Record linkage is the task of identifying records from disparate data sources that refer to the same entity. It is an integral component of data processing in distributed settings, where the integration of information from multiple sources can prevent duplication and enrich overall data quality, thus enabling more detailed and correct analysis. Privacy-preserving record linkage (PPRL) is a variant of the task in which data owners wish to perform linkage without revealing identifiers associated with the records. This task is desirable in various domains, including healthcare, where it may not be possible to reveal patient identity due to confidentiality requirements, and in business, where it could be disadvantageous to divulge customers' identities.
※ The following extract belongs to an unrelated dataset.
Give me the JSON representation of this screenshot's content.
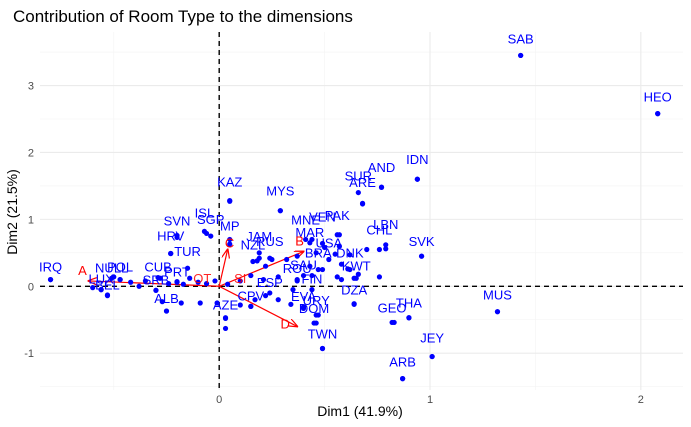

To perform PPRL, it is necessary to apply string comparators that function in the privacy-preserving space. A number of privacy-preserving string comparators (PPSCs) have been proposed, but little research has compared them in the context of a real record linkage application. This paper performs a principled and comprehensive evaluation of six PPSCs in terms of three key properties: (1) correctness of record linkage predictions, (2) computational complexity, and (3) security. We utilize a real publicly-available dataset, derived from the North Carolina voter registration database, to evaluate the tradeoffs between the aforementioned properties. Among our results, we find that PPSCs that partition, encode, and compare strings yield highly accurate record linkage results. However, as a tradeoff, we observe that such PPSCs are less secure than those that map and compare strings in a reduced dimensional space.